Monday night, Chris and I finished putting in the Spring garden. We put in 160 square feet (ten four-by-four beds) of cooler-weather veggies over the last few weeks. Some of them are a litle late in the season, but if we don’t get an early heat wave, they’ll do OK. Here’s what we planted (going by memory): peas, broccoli, cauliflower, brussels sprouts, cabbage, rutabegas, a blend of a dozen lettuces, four types of carrots, parsnips, black radishes, pansies (great in salads), easter egg radishes, bulls-eye beets, yellow beets, turnips, kohlrabi, bok choi, spinach, four heirloom lettuces, mustard, and arugula. I may have left something out.
Last year I had a hard time finding seedlings for the warm-weather plants I wanted to grow. Tomatoes were no problem, as were bell peppers and run-of-the-mill eggplants. But I like unusual heirloom varieties, and the eight years I spent in New Mexico turned me on to different chiles and tomatillos. So this year I started a buch of seeds indoors. I saw the first sprout last night. In my living room I’ve got growing three varieties of European eggplants, three Asian eggplants, two types of Anaheim chiles, poblano chile, tomatillos, fennel, and a few other things I’m forgetting. They’ll go outside at the end of the month.
I started work on the remaining 18 beds last night by removing a fence that was in the way.
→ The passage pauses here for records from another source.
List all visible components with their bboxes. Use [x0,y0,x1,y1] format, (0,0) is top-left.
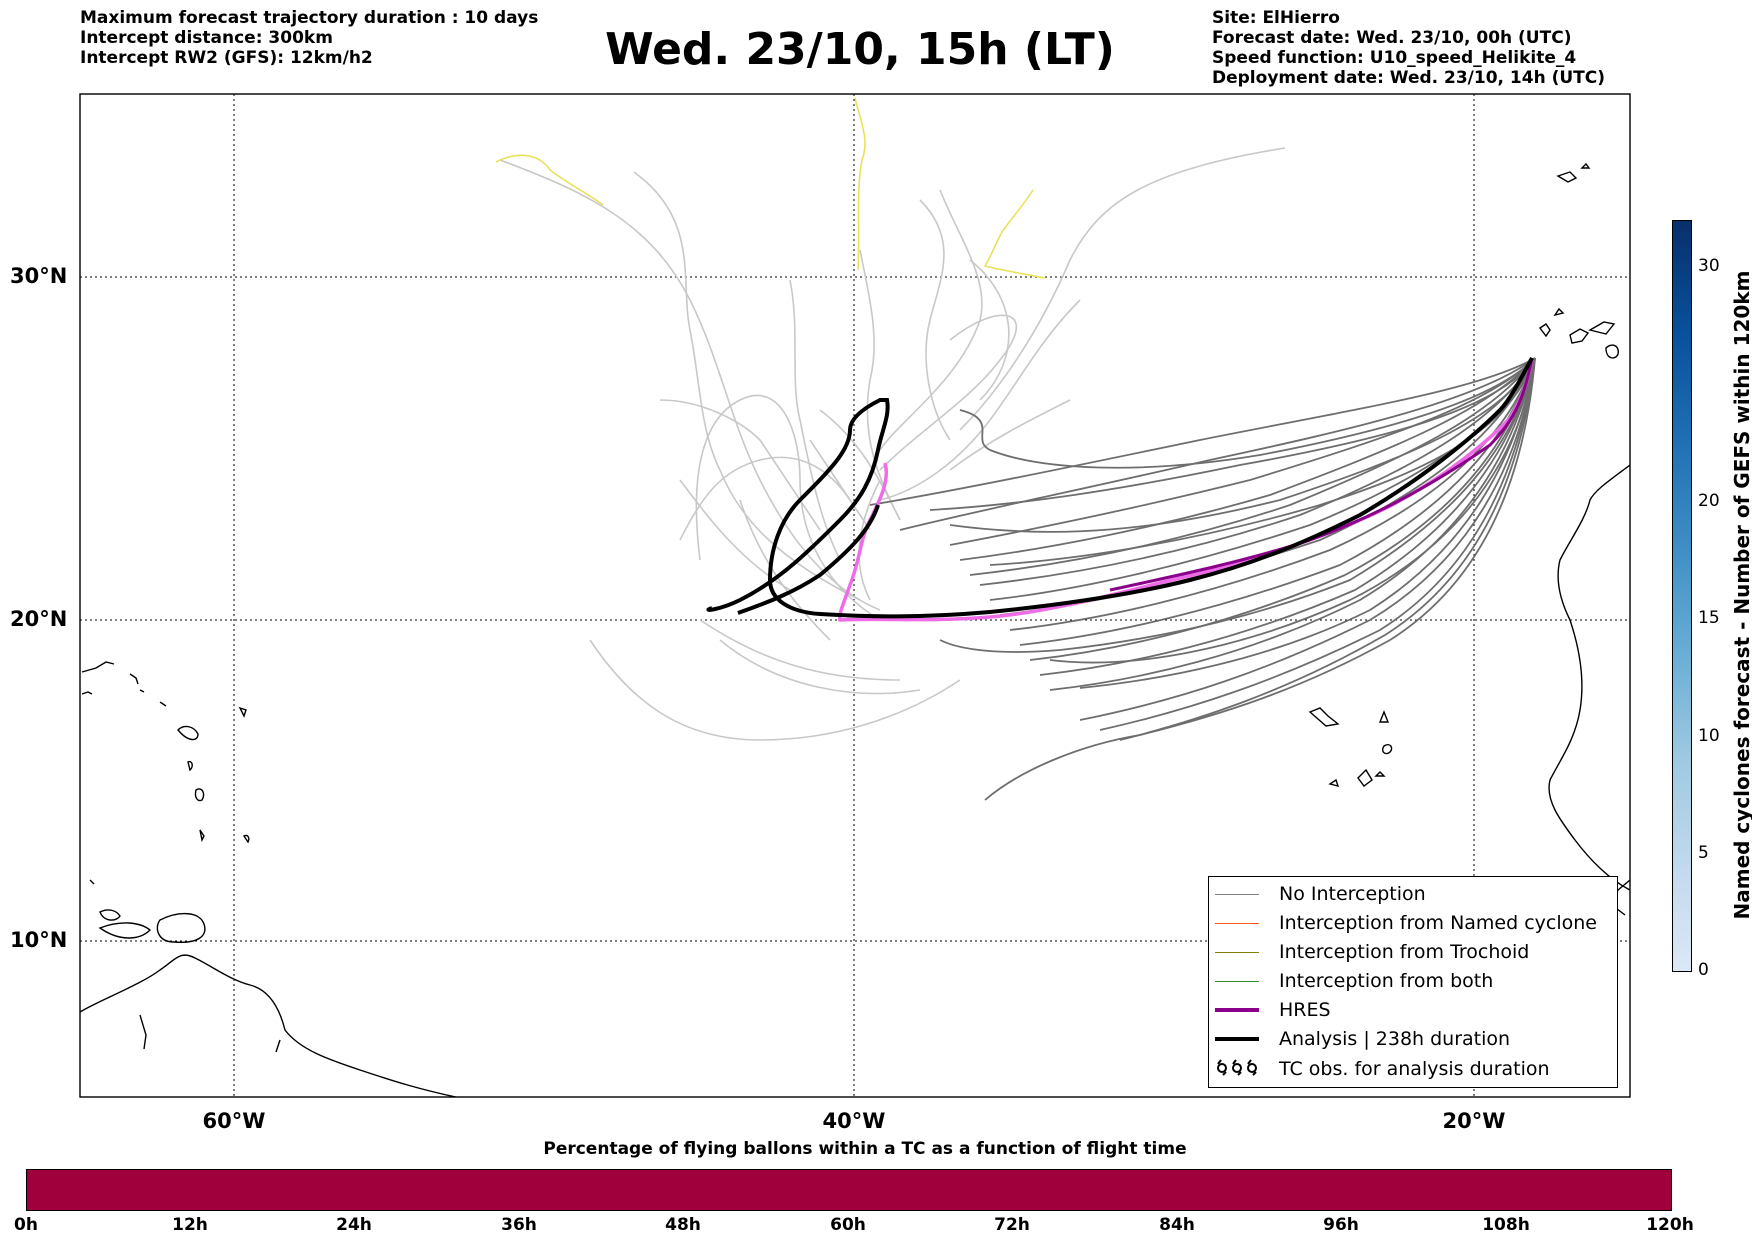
header-right-info: Site: ElHierro Forecast date: Wed. 23/10… [1212,8,1605,88]
flight-tick-60h: 60h [830,1215,866,1235]
legend-swatch [1215,1037,1259,1041]
light-trajectories [499,147,1286,741]
flight-tick-48h: 48h [665,1215,701,1235]
info-line-deployment-date: Deployment date: Wed. 23/10, 14h (UTC) [1212,68,1606,88]
colorbar-tick-5: 5 [1698,843,1709,863]
map-frame [79,93,1631,1098]
legend-label: Analysis | 238h duration [1279,1028,1511,1050]
colorbar-label: Named cyclones forecast - Number of GEFS… [1730,270,1752,920]
colorbar-tick-15: 15 [1698,608,1720,628]
flight-tick-12h: 12h [172,1215,208,1235]
flight-tick-120h: 120h [1646,1215,1694,1235]
hres-track [837,357,1534,622]
colorbar [1672,220,1692,972]
yellow-trajectories [495,97,1046,279]
flight-tick-96h: 96h [1323,1215,1359,1235]
info-line-distance: Intercept distance: 300km [80,28,333,48]
flight-tick-108h: 108h [1482,1215,1530,1235]
cyclone-symbol-icon [1215,1058,1259,1080]
analysis-track [706,357,1534,619]
lat-label-20n: 20°N [10,607,68,631]
info-line-forecast-date: Forecast date: Wed. 23/10, 00h (UTC) [1212,28,1572,48]
legend: No Interception Interception from Named … [1208,876,1618,1088]
legend-item-named-cyclone: Interception from Named cyclone [1215,910,1597,936]
legend-item-trochoid: Interception from Trochoid [1215,939,1529,965]
legend-swatch [1215,893,1259,895]
info-line-speed-function: Speed function: U10_speed_Helikite_4 [1212,48,1577,68]
colorbar-tick-10: 10 [1698,726,1720,746]
colorbar-tick-0: 0 [1698,960,1709,980]
flight-tick-72h: 72h [994,1215,1030,1235]
info-line-site: Site: ElHierro [1212,8,1340,28]
legend-label: Interception from both [1279,970,1494,992]
flight-tick-24h: 24h [336,1215,372,1235]
header-left-info: Maximum forecast trajectory duration : 1… [80,8,538,68]
lon-label-40w: 40°W [822,1109,886,1133]
lon-label-60w: 60°W [202,1109,266,1133]
colorbar-tick-20: 20 [1698,491,1720,511]
legend-label: No Interception [1279,883,1426,905]
legend-label: Interception from Trochoid [1279,941,1530,963]
page-title: Wed. 23/10, 15h (LT) [605,24,1115,75]
flight-tick-84h: 84h [1159,1215,1195,1235]
coastlines [80,162,1630,1097]
legend-item-analysis: Analysis | 238h duration [1215,1026,1510,1052]
flight-bar [26,1169,1672,1211]
legend-label: TC obs. for analysis duration [1279,1058,1550,1080]
legend-item-hres: HRES [1215,997,1331,1023]
legend-label: Interception from Named cyclone [1279,912,1597,934]
legend-label: HRES [1279,999,1331,1021]
info-line-intercept: Intercept RW2 (GFS): 12km/h2 [80,48,373,68]
no-interception-trajectories [869,357,1536,801]
lat-label-10n: 10°N [10,928,68,952]
legend-swatch [1215,1008,1259,1012]
lat-label-30n: 30°N [10,264,68,288]
colorbar-tick-30: 30 [1698,256,1720,276]
hres-track-dark [1109,357,1534,592]
legend-swatch [1215,922,1259,924]
flight-bar-title: Percentage of flying ballons within a TC… [543,1139,1187,1159]
legend-swatch [1215,951,1259,953]
legend-swatch [1215,980,1259,982]
lon-label-20w: 20°W [1442,1109,1506,1133]
legend-item-no-interception: No Interception [1215,881,1426,907]
legend-item-both: Interception from both [1215,968,1493,994]
info-line-duration: Maximum forecast trajectory duration : 1… [80,8,539,28]
legend-item-tc-obs: TC obs. for analysis duration [1215,1056,1550,1082]
flight-tick-0h: 0h [14,1215,38,1235]
flight-tick-36h: 36h [501,1215,537,1235]
analysis-tail [737,504,880,615]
I’ve got a lot of digging ahead of me in the next few weeks. I freely admit that it will be a ludicrously huge garden, but I’m not afraid. Everything will be grown organically, and I expect a bountiful harvest all year long. Come by for dinner some time.
The chickens moved outside this weekend. They love the roomy expanse of their coop over the cramped brooder box they were in. They’ve been going nuts over the grubs I’ve been tossing in. I’m pretty sure now that one of the twelve is a rooster, as she’s growing a large comb and wattle and has started to crow. Since I ordered a grab-bag of rare breeds, I don’t have anything to compare her against. I have no idea what breed she is. I ordered all females, but the accuracy rate of sexing a chicken right from the egg is only 90% or so, even for experts. Chris and I used the fenceing I took town last night to reinforce the plastic chicken wire to prevent another disaster like two weeks ago, when a charging dog killed our only Rhode Island Red. We also tarped the roof and a wall to give them more protection from the Spring storms that have been rolling through. They’re much happier outside.
So, now you know how I’ve been spending my free time the last few days.
Just the other day I was thinking back to that great TV show Bosom Buddies, starring Peter Scolari and Tom Hanks. I knew Peter went on to fame and fortune in The Bob Newhart Show, but I was wondering what ever happened to Tom Hanks. Timely as ever, The Brunching Shuttlecocks have the answer.